Snow v. DirecTV
On June 1, 2006, the Eleventh Circuit's issued a decision in Snow v. DirecTV and preserved the legal protections for actually private websites while protecting your right to read public websites. EFF had filed a friend-of-the-court brief supporting this ruling.
The case involved a lawsuit against DirecTV for accessing the public website of anti-DirecTV activists run by plaintiff Michael Snow. The website had a banner and purported Terms of Service forbidding DirecTV representatives from entering the site or using its message board, but it was configured such that anyone in the public could enter the site, create a profile, and use the board.
The lower court had rightly dismissed the case, but for the wrong reasons. It held that the "Stored Communications Act" portion of the Electronic Communications Privacy Act of 1986 did not protect websites at all, even if they were configured to be private. It reached this privacy-destroying decision because DirecTV's lawyers had failed to make the better argument: that web sites are protected by the Stored Communications Act (or "SCA"), except when they are configured to be readily accessible to the general public.
Since DirecTV had dropped the ball in the lower court, EFF—representing the U.S. Internet Industry Association—was compelled to jump into the case and make the correct argument to the appeals court. We also convinced DirecTV to include the same argument in its appeal brief.

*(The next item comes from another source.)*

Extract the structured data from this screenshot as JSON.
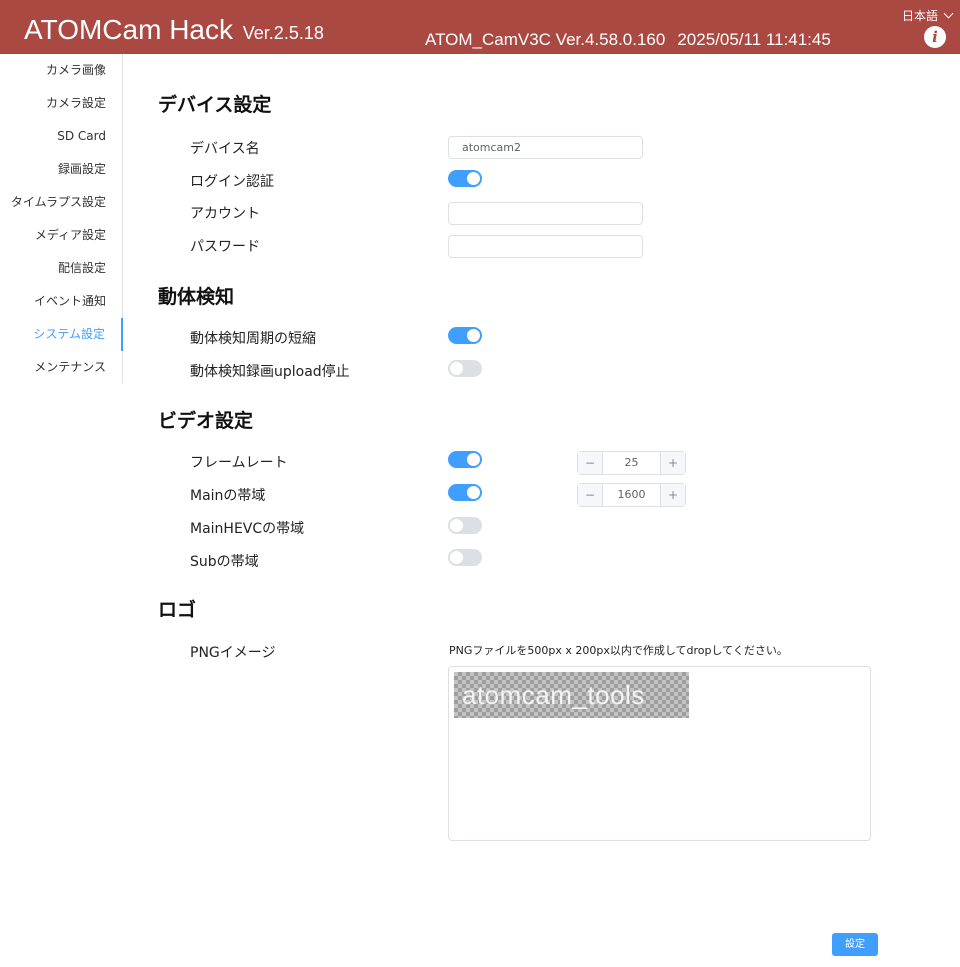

And today, we got the result: the Eleventh Circuit upheld the dismissal of Snow's case, but abandoned the lower court's reasoning and adopted ours!

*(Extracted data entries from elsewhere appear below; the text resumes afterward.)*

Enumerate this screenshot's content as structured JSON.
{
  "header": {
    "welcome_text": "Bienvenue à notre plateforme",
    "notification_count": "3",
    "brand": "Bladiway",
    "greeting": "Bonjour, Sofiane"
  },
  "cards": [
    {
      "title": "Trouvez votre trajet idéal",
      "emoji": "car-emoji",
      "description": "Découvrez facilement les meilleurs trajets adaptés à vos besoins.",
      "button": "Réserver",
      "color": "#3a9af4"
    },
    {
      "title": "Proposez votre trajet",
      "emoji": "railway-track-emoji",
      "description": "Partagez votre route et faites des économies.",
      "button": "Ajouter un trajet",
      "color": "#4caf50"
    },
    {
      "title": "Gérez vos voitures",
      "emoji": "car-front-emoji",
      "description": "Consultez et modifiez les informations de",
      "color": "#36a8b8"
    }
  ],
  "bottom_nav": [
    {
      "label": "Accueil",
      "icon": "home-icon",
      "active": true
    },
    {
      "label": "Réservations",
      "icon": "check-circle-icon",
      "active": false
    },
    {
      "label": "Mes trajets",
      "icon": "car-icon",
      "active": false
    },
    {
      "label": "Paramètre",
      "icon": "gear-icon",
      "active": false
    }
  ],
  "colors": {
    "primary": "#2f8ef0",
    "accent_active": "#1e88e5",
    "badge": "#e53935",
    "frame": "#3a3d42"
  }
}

According to the appellate panel, "We agree with the district court that Snow's complaint fails to state a cause of action for which relief can be granted, but on a different ground: Snow's complaint fails to allege, as the SCA requires, that the website was configured to not be readily accessible by the general public... If by simply clicking a hypertext link, after ignoring an express warning, on an otherwise publicly accessible webpage, one is liable under the SCA, then the floodgates oflitigation would open and the merely curious would be prosecuted. We find no intent by Congress to so permit... In order to be protected by the SCA, an Internet website must be configured in some way as to limit ready access by the general public."
"The court interpreted the SCA correctly and properly balanced the rights of websurfers and website operators today," said EFF Staff Attorney Kevin Bankston. "A real privacy law disaster was averted today, and EFF is proud of its role in this victory."